Myanmar Ex-dictator Family and Junta-Linked Firm to Use Electric Buses in Yangon

By The Irrawaddy 31 January 2023

Omni Focus, a company owned by Kyaw Ne Win, a grandson of ex-dictator Ne Win, and military-owned Bandula Transport Co are planning to run electric vehicles (EVs) in Yangon, fulfilling junta chief Min Aung Hlaing’s promises.

Currently, 18 companies run over 100 bus lines in Yangon’s bus transport network, Yangon Bus Service (YBS). But other companies are reportedly less interested in EVs due to the low potential profitability and irregular electricity supplies.

The two companies will start with 50 Chinese-made electric buses each.

A YBS company manager said: “It requires huge investment. The return on investment is expected to take 15 to 30 years. No YBS company wants to do it because the country still does not meet the requirements.”
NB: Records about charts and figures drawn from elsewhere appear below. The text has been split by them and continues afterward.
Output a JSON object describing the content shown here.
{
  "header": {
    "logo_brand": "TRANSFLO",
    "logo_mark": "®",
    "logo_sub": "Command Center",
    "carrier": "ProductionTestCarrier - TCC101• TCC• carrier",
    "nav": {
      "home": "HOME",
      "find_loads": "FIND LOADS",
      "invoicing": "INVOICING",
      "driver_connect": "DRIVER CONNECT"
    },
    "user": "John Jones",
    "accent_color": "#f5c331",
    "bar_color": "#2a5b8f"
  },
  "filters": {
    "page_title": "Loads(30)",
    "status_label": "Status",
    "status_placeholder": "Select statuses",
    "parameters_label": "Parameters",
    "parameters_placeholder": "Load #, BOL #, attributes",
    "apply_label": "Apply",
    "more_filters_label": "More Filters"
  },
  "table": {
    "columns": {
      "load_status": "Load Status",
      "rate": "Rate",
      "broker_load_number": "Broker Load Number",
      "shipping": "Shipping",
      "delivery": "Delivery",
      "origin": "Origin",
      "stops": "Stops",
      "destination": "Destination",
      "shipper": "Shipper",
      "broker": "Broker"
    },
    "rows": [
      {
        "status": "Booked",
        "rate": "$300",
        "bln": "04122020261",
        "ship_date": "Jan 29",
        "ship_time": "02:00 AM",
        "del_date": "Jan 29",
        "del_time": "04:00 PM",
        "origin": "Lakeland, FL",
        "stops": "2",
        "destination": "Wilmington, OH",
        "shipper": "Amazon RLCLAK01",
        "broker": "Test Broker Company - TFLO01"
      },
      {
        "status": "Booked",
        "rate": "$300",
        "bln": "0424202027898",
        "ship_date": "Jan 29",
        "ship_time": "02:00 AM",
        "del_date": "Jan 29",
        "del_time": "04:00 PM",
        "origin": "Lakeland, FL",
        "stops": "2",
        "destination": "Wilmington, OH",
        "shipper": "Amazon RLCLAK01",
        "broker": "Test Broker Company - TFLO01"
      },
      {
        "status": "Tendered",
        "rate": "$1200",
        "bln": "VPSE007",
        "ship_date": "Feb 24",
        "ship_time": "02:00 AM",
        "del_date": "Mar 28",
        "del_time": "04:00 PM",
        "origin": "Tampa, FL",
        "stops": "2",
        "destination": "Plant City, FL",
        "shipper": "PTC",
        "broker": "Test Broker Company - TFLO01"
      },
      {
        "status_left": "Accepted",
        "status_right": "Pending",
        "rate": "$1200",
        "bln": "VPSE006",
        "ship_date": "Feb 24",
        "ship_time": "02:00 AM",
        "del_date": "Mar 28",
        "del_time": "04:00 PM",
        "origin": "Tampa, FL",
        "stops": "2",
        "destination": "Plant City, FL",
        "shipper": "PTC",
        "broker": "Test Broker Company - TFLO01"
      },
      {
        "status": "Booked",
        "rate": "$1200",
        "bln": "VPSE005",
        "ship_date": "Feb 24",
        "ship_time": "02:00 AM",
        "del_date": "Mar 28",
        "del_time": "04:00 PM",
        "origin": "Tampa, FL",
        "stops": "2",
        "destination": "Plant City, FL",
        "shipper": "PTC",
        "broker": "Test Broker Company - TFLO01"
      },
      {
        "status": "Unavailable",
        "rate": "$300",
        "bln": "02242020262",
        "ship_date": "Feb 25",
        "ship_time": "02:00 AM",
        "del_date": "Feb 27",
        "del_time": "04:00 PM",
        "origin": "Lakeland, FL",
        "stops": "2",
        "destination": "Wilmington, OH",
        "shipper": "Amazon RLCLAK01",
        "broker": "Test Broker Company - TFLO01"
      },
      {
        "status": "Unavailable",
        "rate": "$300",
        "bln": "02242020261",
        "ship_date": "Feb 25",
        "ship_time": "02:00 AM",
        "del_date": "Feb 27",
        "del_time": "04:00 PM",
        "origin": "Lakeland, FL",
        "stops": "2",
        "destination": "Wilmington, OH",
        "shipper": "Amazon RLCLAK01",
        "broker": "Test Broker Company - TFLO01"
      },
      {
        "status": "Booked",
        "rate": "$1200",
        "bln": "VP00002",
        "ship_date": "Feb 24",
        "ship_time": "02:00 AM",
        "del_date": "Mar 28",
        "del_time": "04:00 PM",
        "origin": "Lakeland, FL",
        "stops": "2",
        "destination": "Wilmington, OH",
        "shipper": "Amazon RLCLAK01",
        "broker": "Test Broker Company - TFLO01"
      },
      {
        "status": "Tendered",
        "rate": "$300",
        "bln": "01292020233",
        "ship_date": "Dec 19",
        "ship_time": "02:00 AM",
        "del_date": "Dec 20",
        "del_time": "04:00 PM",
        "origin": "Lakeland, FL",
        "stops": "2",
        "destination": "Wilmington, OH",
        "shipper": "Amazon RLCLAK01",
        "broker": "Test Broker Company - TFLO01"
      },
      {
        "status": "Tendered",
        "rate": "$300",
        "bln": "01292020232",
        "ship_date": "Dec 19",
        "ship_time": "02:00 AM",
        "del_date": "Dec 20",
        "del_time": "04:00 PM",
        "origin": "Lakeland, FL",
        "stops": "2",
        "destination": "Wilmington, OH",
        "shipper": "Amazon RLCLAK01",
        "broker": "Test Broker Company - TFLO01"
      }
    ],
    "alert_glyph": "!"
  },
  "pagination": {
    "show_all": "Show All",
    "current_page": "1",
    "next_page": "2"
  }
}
A YBS bus. / The Irrawaddy

The junta-controlled Yangon Region Public Transport Committee has instructed his company to run electric buses, he said.

Charging stations will cost 100 million kyats (around US$35,000 at the market exchange rate) per EV and electricity bills will cost 30,000 to 40,000 kyats per charge for a vehicle, he said.

“We would need to invest between 300 and 400 million kyats to run an EV, so no one is interested,” he added.

Omni Focus has won a license from the junta-controlled Commerce Ministry to import 200 electric buses and taxis, according to automobile trade sources.

The Irrawaddy could not independently verify their reports.

Omni Focus reportedly plans to use electric buses in its line linking downtown Yangon and Yangon International Airport.

The company declined to comment.

Disputes arose in 2017 between Omni Focus and AYA Bank owned by military crony U Zaw Zaw when it failed to repay a loan of 56 billion kyats borrowed in 2017 from the bank.

Military-owned Bandula reportedly plans to operate electric buses in YBS and long-distance coaches. The regime is planning to build charging stations in Naypyitaw and along the Yangon-Mandalay Highway but has failed to address the lengthy blackouts.

Bandula was unavailable to comment.

A YBS bus. / The Irrawaddy

A YBS company owner said: “It can operate [EVs] because it has investment capital. But it is not easy for other companies.

“The regime lacks US dollars and is struggling to prevent dollars from flowing out of the country. They won’t allow foreign currency reserves to go out of the country easily. I think the project will only end up as a pilot project with a small fleet of EVs,” he added.

The first batch of 40 EVs from China arrived last week, junta newspapers reported on Wednesday. Chin Dwin Shan Co will run 10 electric taxis from Yangon airport, while NPK Motors will run 10 cabs from Thabyaygon Market in Naypyitaw.

The taxi companies chose the e2 model from Xi’an-based BYD after the regime granted import licenses to 26 companies.

The regime has banned imports of vehicles, spare parts and other commodities due to dwindling foreign currency reserves. It has, however, waived the import tax on electric trucks, cars, three-wheelers, motorbikes and spare parts until the end of the financial year in March.

One auto dealer said: “The regime wants EVs in use. Those companies were assigned to make it happen. Yes, we should all switch to EVs one day but how can it work while there is no regular supply of electricity?”